The aircraft was acquired and placed in service on September 15, 2022, allowing the owner to depreciate 100% of the cost of the aircraft, and the aircraft total acquisition cost can be used to reduce taxable amount.
Assuming an illustrative tax rate of 35%, this means a $5.25m reduction in tax payment.
If the owner places the same aircraft in service on January 1, 2023, the asset would then be depreciated 80% in the first year (in addition to the first year’s MACRS depreciation percentage for the remaining 20%). The result would be a lower reduction in tax payment compared to the $5.25m under 100% depreciation.
Meanwhile, the 100% accelerated depreciation for brand new aircraft sales should remain at 100% during 2023, rolling back to 80% in 2024, down to 20% by 2027, provided the aircraft meet additional requirements allowing for this one-year extension. (Nevertheless, I – along with many industry advocates –expect to see the phasing out of bonus depreciation revised for the better in the future.)

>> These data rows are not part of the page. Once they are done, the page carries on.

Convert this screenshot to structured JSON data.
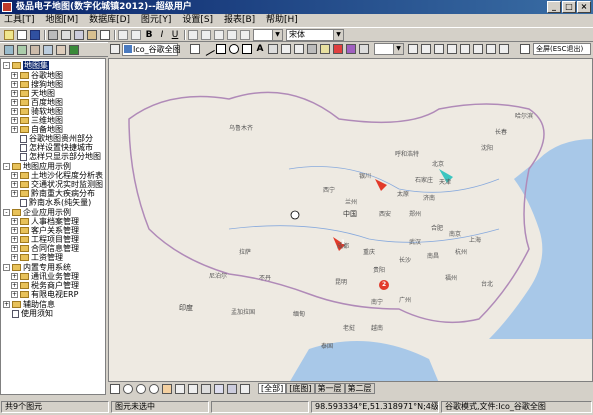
{
  "window": {
    "title": "极品电子地图(数字化城镇2012)--超级用户"
  },
  "menu": [
    "工具[T]",
    "地图[M]",
    "数据库[D]",
    "图元[Y]",
    "设置[S]",
    "报表[B]",
    "帮助[H]"
  ],
  "toolbar": {
    "font_value": "宋体"
  },
  "map_tab": {
    "label": "Ico_谷歌全图"
  },
  "fullscreen_label": "全屏(ESC退出)",
  "tree": {
    "root_label": "地图集",
    "groups": [
      {
        "label": "地图集",
        "items": [
          "谷歌地图",
          "搜狗地图",
          "天地图",
          "百度地图",
          "骑软地图",
          "三维地图",
          "自备地图",
          "谷歌地图贵州部分",
          "怎样设置快捷城市",
          "怎样只显示部分地图"
        ]
      },
      {
        "label": "地图应用示例",
        "items": [
          "土地沙化程度分析表",
          "交通状况实时监测图",
          "黔南重大疾病分布",
          "黔南水系(纯矢量)"
        ]
      },
      {
        "label": "企业应用示例",
        "items": [
          "人事档案管理",
          "客户关系管理",
          "工程项目管理",
          "合同信息管理",
          "工资管理"
        ]
      },
      {
        "label": "内置专用系统",
        "items": [
          "通讯业务管理",
          "税务商户管理",
          "有限电视ERP"
        ]
      },
      {
        "label": "辅助信息",
        "items": []
      },
      {
        "label": "使用须知",
        "items": []
      }
    ]
  },
  "map": {
    "labels": [
      "乌鲁木齐",
      "呼和浩特",
      "北京",
      "天津",
      "石家庄",
      "银川",
      "西宁",
      "太原",
      "济南",
      "郑州",
      "西安",
      "中国",
      "兰州",
      "拉萨",
      "成都",
      "重庆",
      "武汉",
      "长沙",
      "贵阳",
      "昆明",
      "南宁",
      "广州",
      "印度",
      "孟加拉国",
      "缅甸",
      "泰国",
      "老挝",
      "越南",
      "尼泊尔",
      "不丹",
      "南京",
      "合肥",
      "上海",
      "杭州",
      "南昌",
      "福州",
      "台北",
      "沈阳",
      "长春",
      "哈尔滨"
    ],
    "markers": [
      "1",
      "2"
    ]
  },
  "bottom_tabs": [
    "全部",
    "底图",
    "第一层",
    "第二层"
  ],
  "status": {
    "objects": "共9个图元",
    "selection": "图元未选中",
    "coords": "98.593334°E,51.318971°N;4级",
    "mode": "谷歌模式,文件:Ico_谷歌全图"
  },
  "colors": {
    "title_start": "#0a246a",
    "title_end": "#3a6ea5",
    "selection": "#0a246a",
    "marker": "#e23a2a",
    "accent_pin": "#3cc6c0"
  }
}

Again, we urge you to speak to your Business Aviation tax expert regarding these special rules.
In Conclusion
If you are planning to buy an aircraft either new or pre-owned, find a qualified aviation team, including tax, law and accounting experts to understand both the potential impact and the consequences of planned usage of the aircraft. Likewise, it is key to understand the various scenarios, and the amount of applicable tax breaks.
As mentioned above, Part 135 operations could change the picture entirely when it comes to tax benefits. So if you plan to defray some of the fixed costs of operating your aircraft with charter revenue, it is essential to consult your tax expert and plan the amount of charter hours it would be beneficial to allow annually.
Non-business use of the aircraft limits the benefits you can access – so it may also be necessary to stipulate the type of charter flight your aircraft can execute when you’re not using it, too.